Without help from Pazapa, Ms Mericia says, she does not know what she would do, not least because disability remains deeply stigmatised in this corner of the Caribbean.
At times, she has to chase off children who shout abuse at Jesusla, pleading with them to understand that it is not her daughter’s fault; she was simply born that way.
Superstition and blame greet the birth of disabled children, says Marika MacRae, a Canadian woman raised in Haiti who runs Pazapa, which means step-by-step in Haitian creole. “We have parents who want to hand in the child and leave,” she says. “How do you live with giving a child a disability?”
Shocked by the lack of facilities for disabled children, a group of US volunteers set up Pazapa in the early 1980s. At first, they went door to door to search of children with disabilities. Sometimes they were told how many children a family had, only to later spy another, uncounted because of their disability.
Ms MacRae’s mother Jane took over the project in 1987 and, on her death in 2008, her daughter took her place. Nearly 25 years since her mother began, progress has been made. “We are not looking for them any more,” said Ms MacRae. “They are coming to us.”
Her task was made difficult by the January 2010 earthquake, which killed more than 300,000 people across the island and devastated the school. Two years later, after Pazapa had re-established itself in tents and makeshift buildings on a field on the outskirts of Jacmel, Hurricane Isaac blew up the coast in 2012 and shattered the roof. The GFC stepped in with an emergency grant of $1,500, part of the $67,000 in total it has given Pazapa since 2007.
In this corner of the Caribbean, you are vulnerable says Ms MacRae: “When the forces of nature start to show their strength, there is nothing you can do.”
In December, work starts on a $1.2m school but Pazapa still needs $270,000 if it is to complete it. “Our main challenge is to rebuild. We can’t continue the way we are,” she says.
For now, 133 special needs children and 30 deaf children attend school at Pazapa every day. Few Haitian schools accept disabled children and, without education, they struggle to earn money to support their family or themselves. “They need to be better integrated into society,” Ms MacRae says.” We want children to provide for family if they can.”
There are many for whom education or employment is a distant dream. For some parents, helped by small loans from Pazapa, their children are so severely disabled that “they are slaves to that child as long as they live”, says Ms MacRae.
Once Jesusla’s mother sold goods in the market but now Marie, who is married and has four sons, spends her days caring for her daughter. “I am not the only mother to have a disabled child,” she says. “But life is hard.” Jesusla’s seizures worsen at the time of the full moon, she says. and her mother has to throw water in her face to calm her down.

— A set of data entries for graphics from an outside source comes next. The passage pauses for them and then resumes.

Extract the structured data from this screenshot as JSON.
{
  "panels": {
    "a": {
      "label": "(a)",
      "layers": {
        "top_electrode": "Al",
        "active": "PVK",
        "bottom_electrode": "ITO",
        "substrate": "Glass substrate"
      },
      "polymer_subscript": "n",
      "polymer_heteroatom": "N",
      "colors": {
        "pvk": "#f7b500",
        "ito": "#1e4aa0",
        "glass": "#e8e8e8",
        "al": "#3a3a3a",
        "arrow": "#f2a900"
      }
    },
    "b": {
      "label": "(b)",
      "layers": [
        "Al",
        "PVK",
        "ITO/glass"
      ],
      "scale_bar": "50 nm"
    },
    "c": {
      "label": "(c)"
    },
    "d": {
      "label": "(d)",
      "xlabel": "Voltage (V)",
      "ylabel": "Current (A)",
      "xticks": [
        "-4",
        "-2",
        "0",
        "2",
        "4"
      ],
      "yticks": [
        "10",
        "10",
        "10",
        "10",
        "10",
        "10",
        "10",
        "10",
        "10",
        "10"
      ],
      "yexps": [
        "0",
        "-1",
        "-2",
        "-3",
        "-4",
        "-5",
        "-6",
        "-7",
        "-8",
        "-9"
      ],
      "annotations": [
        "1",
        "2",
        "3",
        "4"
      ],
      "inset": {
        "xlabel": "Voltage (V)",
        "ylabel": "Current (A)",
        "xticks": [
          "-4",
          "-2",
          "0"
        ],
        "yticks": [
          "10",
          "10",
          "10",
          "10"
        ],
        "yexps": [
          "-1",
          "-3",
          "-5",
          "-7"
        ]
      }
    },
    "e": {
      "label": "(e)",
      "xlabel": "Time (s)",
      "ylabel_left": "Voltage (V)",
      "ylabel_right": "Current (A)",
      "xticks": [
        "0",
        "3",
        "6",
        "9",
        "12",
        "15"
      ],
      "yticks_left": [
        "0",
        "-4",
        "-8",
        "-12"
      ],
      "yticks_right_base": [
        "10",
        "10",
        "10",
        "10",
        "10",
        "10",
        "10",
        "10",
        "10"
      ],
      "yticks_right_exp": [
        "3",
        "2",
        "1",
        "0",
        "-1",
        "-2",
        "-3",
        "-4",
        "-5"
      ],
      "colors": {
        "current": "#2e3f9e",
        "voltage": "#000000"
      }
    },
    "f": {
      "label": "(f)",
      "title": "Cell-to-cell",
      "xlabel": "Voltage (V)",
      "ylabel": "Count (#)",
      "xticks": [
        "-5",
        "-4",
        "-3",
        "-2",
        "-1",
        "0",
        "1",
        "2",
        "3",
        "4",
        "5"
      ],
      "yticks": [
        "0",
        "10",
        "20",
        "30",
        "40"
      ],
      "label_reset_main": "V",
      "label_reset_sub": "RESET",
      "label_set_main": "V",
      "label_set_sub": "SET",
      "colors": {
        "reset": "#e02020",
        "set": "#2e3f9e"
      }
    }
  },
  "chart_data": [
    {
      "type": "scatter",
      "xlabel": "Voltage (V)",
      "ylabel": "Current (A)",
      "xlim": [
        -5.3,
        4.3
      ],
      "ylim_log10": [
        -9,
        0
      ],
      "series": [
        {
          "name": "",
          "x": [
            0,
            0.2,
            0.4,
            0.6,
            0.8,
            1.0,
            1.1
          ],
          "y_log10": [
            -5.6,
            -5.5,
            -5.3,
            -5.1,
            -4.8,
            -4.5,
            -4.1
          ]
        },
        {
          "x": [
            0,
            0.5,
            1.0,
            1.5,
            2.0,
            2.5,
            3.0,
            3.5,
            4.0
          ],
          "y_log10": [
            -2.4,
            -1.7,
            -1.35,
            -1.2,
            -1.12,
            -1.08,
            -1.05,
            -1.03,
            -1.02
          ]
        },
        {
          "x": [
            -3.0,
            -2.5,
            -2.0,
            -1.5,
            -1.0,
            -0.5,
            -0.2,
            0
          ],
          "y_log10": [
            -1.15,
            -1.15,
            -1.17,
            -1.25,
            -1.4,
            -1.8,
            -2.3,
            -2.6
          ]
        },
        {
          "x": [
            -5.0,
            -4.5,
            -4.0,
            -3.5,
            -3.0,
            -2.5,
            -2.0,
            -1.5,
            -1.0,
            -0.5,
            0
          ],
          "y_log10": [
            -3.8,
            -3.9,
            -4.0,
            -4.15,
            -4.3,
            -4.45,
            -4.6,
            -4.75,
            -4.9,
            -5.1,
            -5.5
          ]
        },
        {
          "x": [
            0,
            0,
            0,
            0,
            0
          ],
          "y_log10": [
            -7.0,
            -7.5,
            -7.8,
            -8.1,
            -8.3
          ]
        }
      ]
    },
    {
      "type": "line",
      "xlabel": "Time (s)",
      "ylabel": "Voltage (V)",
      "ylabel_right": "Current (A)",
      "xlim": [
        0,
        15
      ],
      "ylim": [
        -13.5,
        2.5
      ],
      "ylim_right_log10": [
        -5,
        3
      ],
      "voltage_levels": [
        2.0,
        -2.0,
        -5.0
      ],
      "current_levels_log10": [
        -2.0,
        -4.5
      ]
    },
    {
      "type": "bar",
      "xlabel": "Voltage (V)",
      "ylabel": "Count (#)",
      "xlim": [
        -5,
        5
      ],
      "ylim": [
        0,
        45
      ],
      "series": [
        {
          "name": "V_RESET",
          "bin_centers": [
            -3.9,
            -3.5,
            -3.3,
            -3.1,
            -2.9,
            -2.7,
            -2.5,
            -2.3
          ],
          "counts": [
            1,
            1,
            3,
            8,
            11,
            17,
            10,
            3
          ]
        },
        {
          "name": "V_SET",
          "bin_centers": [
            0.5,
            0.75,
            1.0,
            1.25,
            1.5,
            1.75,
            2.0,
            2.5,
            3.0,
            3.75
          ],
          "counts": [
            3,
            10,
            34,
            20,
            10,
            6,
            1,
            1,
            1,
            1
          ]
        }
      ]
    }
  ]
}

But progress, though slow, is visible, says her mother. When Jesusla was eight, she could sit up straight, Marie recalls. When she was nine, she could walk. Now Jesusla brings out chairs when guests arrive and when she cleans the yard the job is better than when her mother does it, Marie boasts.
Ms Charles and Jesusla joke on wooden benches outside her home, shaded by the trees above. In the coming weeks and months, Ms Charles will teach her how to wash herself. Looking after Jesusla is not easy, her mother says, but she says her daughter is improving all the time.